England’s U-Turn on Education

Michael Gove

Margaret Thatcher famously declared, “You turn if you want to, the lady’s not for turning”. Little did she know that these same few words would haunt her successors thirty odd years later. After so many reversals of government policies, such as fuel taxes (also known in Britain as U-Turns). The recent major U-Turn has got to do with the British education policy of scrapping the GCSEs (which was previously mentioned in this Paper).

Education Secretary, Michael Gove’s policy of scrapping GCSEs was obviously ambitious. No one would doubt Mr. Gove wanted to use this landmark policy to become one of the strongest ministers in the cabinet. However, the plan to replace it with the English Baccalaureate Certificate (EBC) was destroyed after significant opposition from the Liberal Democrats.

To be honest, the plan already seemed doomed when the National Association of Head Teachers opposed it for de-emphasizing sports and arts. Neither did it help that cultural luminaries such as staunchly Conservative supporter Andrew Lloyd Webber warned that the EBC would sideline the arts. This is a painfully similar situation in Singapore where the current GCE examinations have sidelined many of the arts subjects in our education system (ed. not entirely true.
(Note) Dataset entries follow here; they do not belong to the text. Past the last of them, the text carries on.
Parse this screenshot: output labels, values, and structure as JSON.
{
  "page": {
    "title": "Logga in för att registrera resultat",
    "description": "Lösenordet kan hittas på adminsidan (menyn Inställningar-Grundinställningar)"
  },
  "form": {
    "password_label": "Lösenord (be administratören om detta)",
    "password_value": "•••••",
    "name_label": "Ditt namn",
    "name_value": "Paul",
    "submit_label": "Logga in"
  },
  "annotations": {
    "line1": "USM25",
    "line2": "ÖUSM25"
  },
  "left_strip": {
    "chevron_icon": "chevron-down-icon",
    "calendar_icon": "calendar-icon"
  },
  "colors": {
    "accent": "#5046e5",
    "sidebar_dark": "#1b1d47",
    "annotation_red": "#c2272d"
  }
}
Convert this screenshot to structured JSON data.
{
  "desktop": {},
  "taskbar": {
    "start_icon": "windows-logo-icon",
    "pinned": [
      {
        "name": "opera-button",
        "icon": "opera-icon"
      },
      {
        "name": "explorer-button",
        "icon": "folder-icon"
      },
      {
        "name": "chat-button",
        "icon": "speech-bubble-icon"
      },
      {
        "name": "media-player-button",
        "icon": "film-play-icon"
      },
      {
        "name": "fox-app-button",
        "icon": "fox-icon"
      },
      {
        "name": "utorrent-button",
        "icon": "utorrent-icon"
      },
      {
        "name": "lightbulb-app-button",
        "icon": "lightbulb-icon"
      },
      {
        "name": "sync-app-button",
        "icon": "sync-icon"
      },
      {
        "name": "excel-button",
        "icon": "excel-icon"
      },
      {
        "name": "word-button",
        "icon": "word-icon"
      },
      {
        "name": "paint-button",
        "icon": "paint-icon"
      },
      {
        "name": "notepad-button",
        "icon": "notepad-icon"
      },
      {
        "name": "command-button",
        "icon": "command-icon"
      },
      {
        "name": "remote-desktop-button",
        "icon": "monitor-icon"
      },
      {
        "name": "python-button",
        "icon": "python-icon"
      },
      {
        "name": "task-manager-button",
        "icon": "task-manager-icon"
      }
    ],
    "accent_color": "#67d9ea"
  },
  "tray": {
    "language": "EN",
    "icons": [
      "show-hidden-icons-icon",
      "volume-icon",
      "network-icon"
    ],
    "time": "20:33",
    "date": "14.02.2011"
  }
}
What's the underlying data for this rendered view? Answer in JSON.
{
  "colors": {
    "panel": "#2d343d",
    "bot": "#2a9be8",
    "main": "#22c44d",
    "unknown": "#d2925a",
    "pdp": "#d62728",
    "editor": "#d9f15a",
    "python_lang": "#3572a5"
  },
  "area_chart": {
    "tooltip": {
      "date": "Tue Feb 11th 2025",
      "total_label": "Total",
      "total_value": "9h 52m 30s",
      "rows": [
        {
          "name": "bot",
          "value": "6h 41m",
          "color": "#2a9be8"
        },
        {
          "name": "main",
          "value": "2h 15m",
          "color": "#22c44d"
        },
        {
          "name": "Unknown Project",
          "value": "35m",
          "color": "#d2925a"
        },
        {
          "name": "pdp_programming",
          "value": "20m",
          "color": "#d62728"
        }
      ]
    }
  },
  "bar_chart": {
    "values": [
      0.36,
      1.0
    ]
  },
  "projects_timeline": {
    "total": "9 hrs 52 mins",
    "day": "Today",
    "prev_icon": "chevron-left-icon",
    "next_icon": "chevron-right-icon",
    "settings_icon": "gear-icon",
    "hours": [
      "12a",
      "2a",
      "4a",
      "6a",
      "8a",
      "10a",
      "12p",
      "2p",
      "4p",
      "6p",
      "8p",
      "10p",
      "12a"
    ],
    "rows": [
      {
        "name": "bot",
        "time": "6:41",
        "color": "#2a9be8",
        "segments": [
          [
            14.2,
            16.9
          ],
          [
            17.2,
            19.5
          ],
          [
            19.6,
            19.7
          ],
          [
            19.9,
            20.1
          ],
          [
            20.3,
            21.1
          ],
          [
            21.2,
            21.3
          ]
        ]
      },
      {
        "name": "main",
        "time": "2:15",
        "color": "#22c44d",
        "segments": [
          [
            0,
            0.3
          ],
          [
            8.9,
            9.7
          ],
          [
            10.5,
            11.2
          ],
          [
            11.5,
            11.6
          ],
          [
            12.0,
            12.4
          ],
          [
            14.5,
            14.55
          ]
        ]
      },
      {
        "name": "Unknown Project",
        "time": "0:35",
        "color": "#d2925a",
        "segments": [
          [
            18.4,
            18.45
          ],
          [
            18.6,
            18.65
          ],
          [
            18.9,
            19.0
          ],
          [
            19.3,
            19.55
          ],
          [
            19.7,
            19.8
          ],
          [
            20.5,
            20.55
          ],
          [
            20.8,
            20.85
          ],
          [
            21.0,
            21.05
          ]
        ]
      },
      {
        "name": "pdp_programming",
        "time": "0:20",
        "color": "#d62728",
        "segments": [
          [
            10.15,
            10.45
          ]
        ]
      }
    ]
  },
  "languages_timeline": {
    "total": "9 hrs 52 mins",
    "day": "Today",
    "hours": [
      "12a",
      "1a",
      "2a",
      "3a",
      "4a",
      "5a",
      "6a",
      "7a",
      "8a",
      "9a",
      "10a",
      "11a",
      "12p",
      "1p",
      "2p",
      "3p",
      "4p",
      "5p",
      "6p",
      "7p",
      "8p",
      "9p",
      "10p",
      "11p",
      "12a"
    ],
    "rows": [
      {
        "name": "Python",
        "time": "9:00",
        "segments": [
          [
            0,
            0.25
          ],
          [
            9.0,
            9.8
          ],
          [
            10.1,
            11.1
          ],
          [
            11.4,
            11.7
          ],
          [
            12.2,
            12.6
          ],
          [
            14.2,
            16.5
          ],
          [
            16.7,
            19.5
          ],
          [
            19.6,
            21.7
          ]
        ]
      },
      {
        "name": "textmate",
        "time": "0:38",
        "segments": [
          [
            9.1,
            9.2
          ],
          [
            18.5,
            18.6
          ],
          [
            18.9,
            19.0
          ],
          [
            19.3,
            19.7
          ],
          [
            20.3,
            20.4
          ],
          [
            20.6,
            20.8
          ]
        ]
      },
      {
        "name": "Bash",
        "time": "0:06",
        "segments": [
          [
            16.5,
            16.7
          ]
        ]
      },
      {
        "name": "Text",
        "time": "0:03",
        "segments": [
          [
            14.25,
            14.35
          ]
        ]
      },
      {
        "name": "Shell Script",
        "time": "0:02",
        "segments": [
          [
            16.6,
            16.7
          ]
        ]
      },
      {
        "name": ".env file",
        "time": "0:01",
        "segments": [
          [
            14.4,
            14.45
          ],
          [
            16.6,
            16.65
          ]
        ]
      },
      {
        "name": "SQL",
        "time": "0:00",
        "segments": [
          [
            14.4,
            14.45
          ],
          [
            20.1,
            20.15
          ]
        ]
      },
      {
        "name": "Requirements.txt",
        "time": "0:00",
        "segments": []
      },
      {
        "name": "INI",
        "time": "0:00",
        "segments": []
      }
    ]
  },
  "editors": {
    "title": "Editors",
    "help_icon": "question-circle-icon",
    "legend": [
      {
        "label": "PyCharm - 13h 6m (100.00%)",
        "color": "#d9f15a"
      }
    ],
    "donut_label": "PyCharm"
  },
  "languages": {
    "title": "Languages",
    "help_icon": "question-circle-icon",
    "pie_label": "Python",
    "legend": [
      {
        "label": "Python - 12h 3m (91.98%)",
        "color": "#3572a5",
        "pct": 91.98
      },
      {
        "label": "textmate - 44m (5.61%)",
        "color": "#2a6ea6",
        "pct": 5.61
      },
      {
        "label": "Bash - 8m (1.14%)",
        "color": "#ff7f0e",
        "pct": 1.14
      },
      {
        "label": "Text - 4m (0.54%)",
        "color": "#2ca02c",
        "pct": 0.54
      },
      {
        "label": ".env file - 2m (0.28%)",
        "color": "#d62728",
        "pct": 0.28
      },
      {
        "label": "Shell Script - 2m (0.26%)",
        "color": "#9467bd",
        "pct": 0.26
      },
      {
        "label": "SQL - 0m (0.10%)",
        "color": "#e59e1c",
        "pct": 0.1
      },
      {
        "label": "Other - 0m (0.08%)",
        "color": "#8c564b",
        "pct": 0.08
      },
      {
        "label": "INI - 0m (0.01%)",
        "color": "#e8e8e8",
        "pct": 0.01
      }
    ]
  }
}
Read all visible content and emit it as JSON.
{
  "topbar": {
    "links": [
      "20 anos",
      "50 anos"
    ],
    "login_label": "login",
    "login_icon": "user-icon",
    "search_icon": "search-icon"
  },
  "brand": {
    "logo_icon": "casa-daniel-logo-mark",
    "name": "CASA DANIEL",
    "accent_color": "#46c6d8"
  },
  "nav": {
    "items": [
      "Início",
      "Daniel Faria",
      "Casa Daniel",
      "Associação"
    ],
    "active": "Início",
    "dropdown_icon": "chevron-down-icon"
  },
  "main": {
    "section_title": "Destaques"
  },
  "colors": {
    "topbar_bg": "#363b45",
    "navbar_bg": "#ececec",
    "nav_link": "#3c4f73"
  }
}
Arts subjects are just not popular among GCE candidates — and their parents).

The universities themselves are also not supportive of the reforms which includes enforcing rules for students to only take A-Level assessments at the end of two years of study. Cambridge University claimed that the changes Gove brought about was “unnecessary” and would “jeopardize over a decade’s fair access to the university”.

However, Gove was determined to push ahead, trying to convince the British public of the EBC’s usefulness and the need to raise Britain’s educational standards. The Liberal Democrats and some of Gove’s own colleagues were not convinced. Gove’s idea was  to emulate the Singaporean system of rigorous examinations, the chief difference being that the British are much more protective of their cultural arts. The opposition of the arts community was to push the Lib Dems to say ‘No!’ to Gove’s plan.

The Lib Dems also have good reason to say “No” to Gove’s plan. After antagonizing university students by breaking its promise not to raise university fees. The Lib Dems would have to think whether by pushing through such education reforms (and supposedly making children’s lives more miserable), they would lose the support of an entire generation of voters in the near future.

The Unions’ vocal opposition was another factor behind the reform’s downfall. The education system relies not just on policymakers like Mr. Gove, but also on the vast majority of education officers. British Teachers’ Unions are especially vocal, and neither Mr. Gove nor the British government could ignore the Unions for long.

The Conservative government has tried to defend the U-Turn, claiming that most of the reforms are intact, including some vigorous changes to the National Curriculum. However with such strong opposition to the reforms by the entire education and arts sectors,  get ready for more U-Turns on what Labour Shadow Education Secretary, Stephen Twigg, has described as “turning the clock back ” on education.